The junk shot would be followed by a “top kill,” the pumping of heavy drilling mud into the well to overcome the pressure of the rising oil. The official said a junk shot might be used first even if another option was chosen because it could further restrict or stop the flow of oil and make the other repairs easier and safer. Installing a valve or a second blowout preventer, he said, would keep the well under control until a relief well was finished and heavy mud and cement could be pumped in to seal it permanently. The BP official said the material for the junk shot would be pumped from a ship on the surface through new pipe down to the blowout preventer, which the submersible robots have been working on for several days.

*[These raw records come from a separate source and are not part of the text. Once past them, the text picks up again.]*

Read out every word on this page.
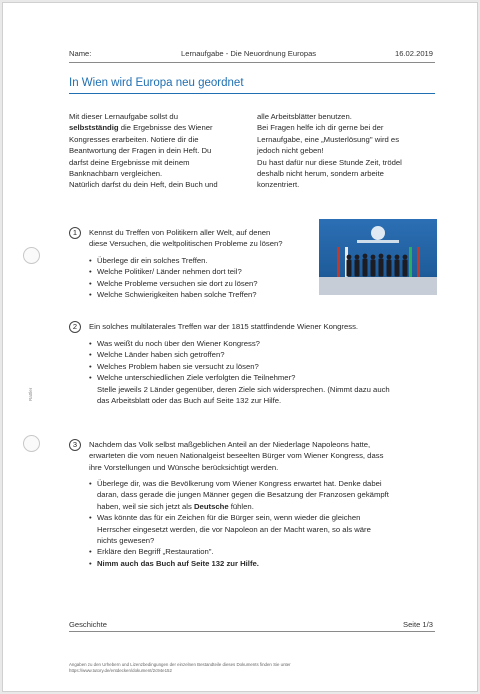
Name:	Lernaufgabe - Die Neuordnung Europas	16.02.2019
In Wien wird Europa neu geordnet
Mit dieser Lernaufgabe sollst du
selbstständig die Ergebnisse des Wiener
Kongresses erarbeiten. Notiere dir die
Beantwortung der Fragen in dein Heft. Du
darfst deine Ergebnisse mit deinem
Banknachbarn vergleichen.
Natürlich darfst du dein Heft, dein Buch und
alle Arbeitsblätter benutzen.
Bei Fragen helfe ich dir gerne bei der
Lernaufgabe, eine „Musterlösung" wird es
jedoch nicht geben!
Du hast dafür nur diese Stunde Zeit, trödel
deshalb nicht herum, sondern arbeite
konzentriert.
Rattler
1	Kennst du Treffen von Politikern aller Welt, auf denen
diese Versuchen, die weltpolitischen Probleme zu lösen?
• Überlege dir ein solches Treffen.
• Welche Politiker/ Länder nehmen dort teil?
• Welche Probleme versuchen sie dort zu lösen?
• Welche Schwierigkeiten haben solche Treffen?
2	Ein solches multilaterales Treffen war der 1815 stattfindende Wiener Kongress.
• Was weißt du noch über den Wiener Kongress?
• Welche Länder haben sich getroffen?
• Welches Problem haben sie versucht zu lösen?
• Welche unterschiedlichen Ziele verfolgten die Teilnehmer?
Stelle jeweils 2 Länder gegenüber, deren Ziele sich widersprechen. (Nimmt dazu auch
das Arbeitsblatt oder das Buch auf Seite 132 zur Hilfe.
3	Nachdem das Volk selbst maßgeblichen Anteil an der Niederlage Napoleons hatte,
erwarteten die vom neuen Nationalgeist beseelten Bürger vom Wiener Kongress, dass
ihre Vorstellungen und Wünsche berücksichtigt werden.
• Überlege dir, was die Bevölkerung vom Wiener Kongress erwartet hat. Denke dabei
daran, dass gerade die jungen Männer gegen die Besatzung der Franzosen gekämpft
haben, weil sie sich jetzt als Deutsche fühlen.
• Was könnte das für ein Zeichen für die Bürger sein, wenn wieder die gleichen
Herrscher eingesetzt werden, die vor Napoleon an der Macht waren, so als wäre
nichts gewesen?
• Erkläre den Begriff „Restauration".
• Nimm auch das Buch auf Seite 132 zur Hilfe.
Geschichte	Seite 1/3
Angaben zu den Urhebern und Lizenzbedingungen der einzelnen Bestandteile dieses Dokuments finden Sie unter
https://www.tutory.de/entdecken/dokument/2c94e152
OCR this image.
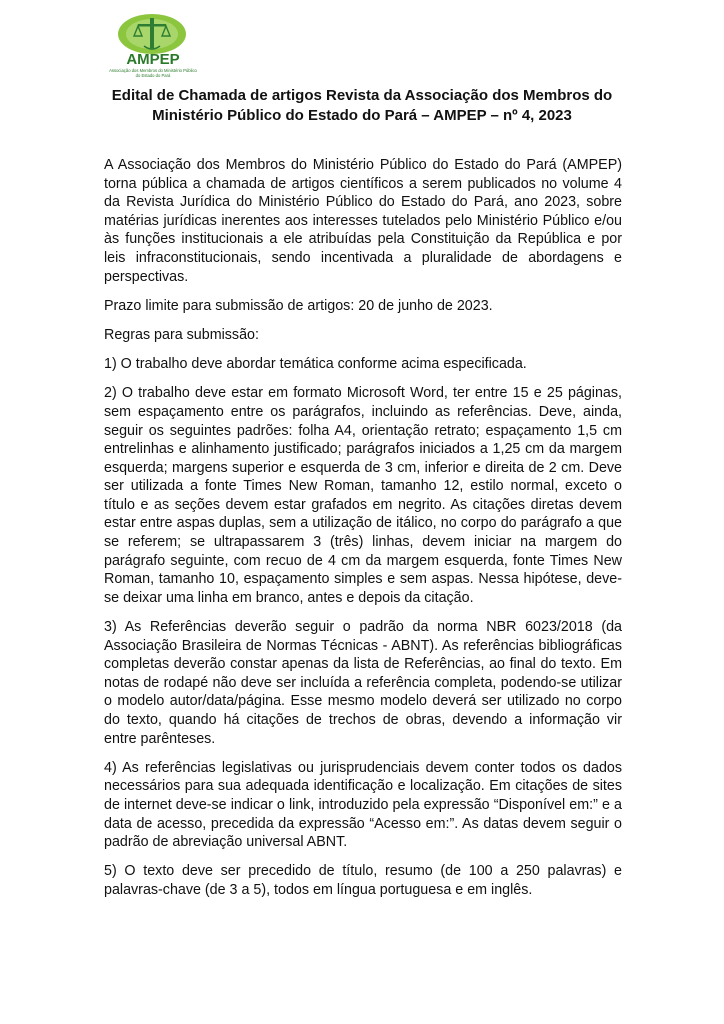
AMPEP
Associação dos Membros do Ministério Público
do Estado do Pará
Edital de Chamada de artigos Revista da Associação dos Membros do
Ministério Público do Estado do Pará – AMPEP – nº 4, 2023

A Associação dos Membros do Ministério Público do Estado do Pará (AMPEP) torna pública a chamada de artigos científicos a serem publicados no volume 4 da Revista Jurídica do Ministério Público do Estado do Pará, ano 2023, sobre matérias jurídicas inerentes aos interesses tutelados pelo Ministério Público e/ou às funções institucionais a ele atribuídas pela Constituição da República e por leis infraconstitucionais, sendo incentivada a pluralidade de abordagens e perspectivas.

Prazo limite para submissão de artigos: 20 de junho de 2023.

Regras para submissão:

1) O trabalho deve abordar temática conforme acima especificada.

2) O trabalho deve estar em formato Microsoft Word, ter entre 15 e 25 páginas, sem espaçamento entre os parágrafos, incluindo as referências. Deve, ainda, seguir os seguintes padrões: folha A4, orientação retrato; espaçamento 1,5 cm entrelinhas e alinhamento justificado; parágrafos iniciados a 1,25 cm da margem esquerda; margens superior e esquerda de 3 cm, inferior e direita de 2 cm. Deve ser utilizada a fonte Times New Roman, tamanho 12, estilo normal, exceto o título e as seções devem estar grafados em negrito. As citações diretas devem estar entre aspas duplas, sem a utilização de itálico, no corpo do parágrafo a que se referem; se ultrapassarem 3 (três) linhas, devem iniciar na margem do parágrafo seguinte, com recuo de 4 cm da margem esquerda, fonte Times New Roman, tamanho 10, espaçamento simples e sem aspas. Nessa hipótese, deve-se deixar uma linha em branco, antes e depois da citação.

3) As Referências deverão seguir o padrão da norma NBR 6023/2018 (da Associação Brasileira de Normas Técnicas - ABNT). As referências bibliográficas completas deverão constar apenas da lista de Referências, ao final do texto. Em notas de rodapé não deve ser incluída a referência completa, podendo-se utilizar o modelo autor/data/página. Esse mesmo modelo deverá ser utilizado no corpo do texto, quando há citações de trechos de obras, devendo a informação vir entre parênteses.

4) As referências legislativas ou jurisprudenciais devem conter todos os dados necessários para sua adequada identificação e localização. Em citações de sites de internet deve-se indicar o link, introduzido pela expressão “Disponível em:” e a data de acesso, precedida da expressão “Acesso em:”. As datas devem seguir o padrão de abreviação universal ABNT.

5) O texto deve ser precedido de título, resumo (de 100 a 250 palavras) e palavras-chave (de 3 a 5), todos em língua portuguesa e em inglês.
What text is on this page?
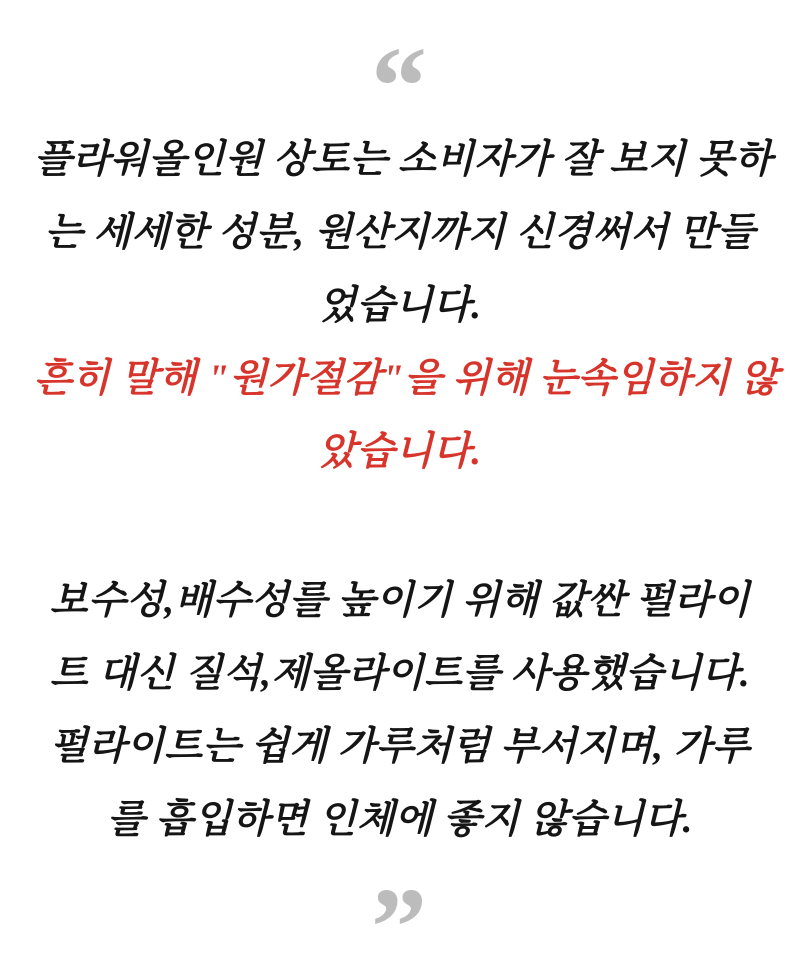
“

플라워올인원 상토는 소비자가 잘 보지 못하

는 세세한 성분, 원산지까지 신경써서 만들

었습니다.

흔히 말해 "원가절감"을 위해 눈속임하지 않

았습니다.

보수성,배수성를 높이기 위해 값싼 펄라이

트 대신 질석,제올라이트를 사용했습니다.

펄라이트는 쉽게 가루처럼 부서지며, 가루

를 흡입하면 인체에 좋지 않습니다.

”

Officials noted that these kinds of approaches had never been tried at such depths and that they could fail, just as a plan to use a large containment dome to capture some of the oil failed over the weekend.
The junk shot technique was used successfully in the Kuwaiti oilfields in the 1991 Persian Gulf war. But those wells were on land and, even in harsh desert conditions, could be repaired by people, not by robots working in extremely cold water at a pressure of 2,300 pounds per square inch. But the BP official said pressure data made engineers hopeful that undertaking the work would not make the leak worse. That data was obtained from above the blowout preventer and below it, and the difference in readings showed that the blowout preventer is partly closed and actually restricting the flow. At the same time, gamma-ray inspection of the device showed that it “has external integrity”, the official said. Engineers had been concerned that if the device was damaged, working on it might make the leak worse.
The data from below the blowout preventer became available Sunday through a bit of serendipity, the official said: a robotic submersible suddenly started receiving a signal from a wireless gauge down in the well. BP also said Wednesday that it had lowered a containment box known as a “top hat” to the sea floor. A far smaller device than a containment dome that failed over the weekend, it could be connected by the end of the week, the company said.
In Washington, a House subcommittee interrogated executives of the four companies at the heart of the accident: BP, which owns the well; Transocean, which provided the drilling rig and much of the manpower; Halliburton, which provided the cement to seal the well; and Cameron, which provided the blowout preventer. “This catastrophe appears to have been caused by a calamitous series of equipment and operational failures,” said Representative Henry A. Waxman, Democrat of California, the chairman of the Energy and Commerce Committee. “If the largest oil and oil service companies in the world had been more careful, 11 lives might have been saved and our coastlines protected.”
Information released by the committee was contradictory on a key point: whether the well had failed a pressure test hours before the blowout. Mr. Waxman said, in an introductory statement, that a test conducted in the afternoon appeared to show that the well was not tightly sealed and that natural gas was flowing into it. But on Tuesday, he said, BP lawyers told the committee that additional tests had been performed that day and that at 8 p.m., two hours before the explosion, company officials determined that well operations could proceed.
Those operations included removing a heavy substance called drilling mud from the pipe leading down to the well, and replacing it with sea water, which is lighter and would have made a blowout more likely if the well were not properly sealed.
For the second day, officials from the Coast Guard and Minerals Management Service continued grilling their own officials at a public hearing about the explosion on the Deepwater Horizon.
On Wednesday, the Obama administration proposed a $118 million package of actions to combat the Gulf oil spill, most of it to be paid for by BP, including unemployment benefits for fishermen put out of work and food aid for those hurt by the spill.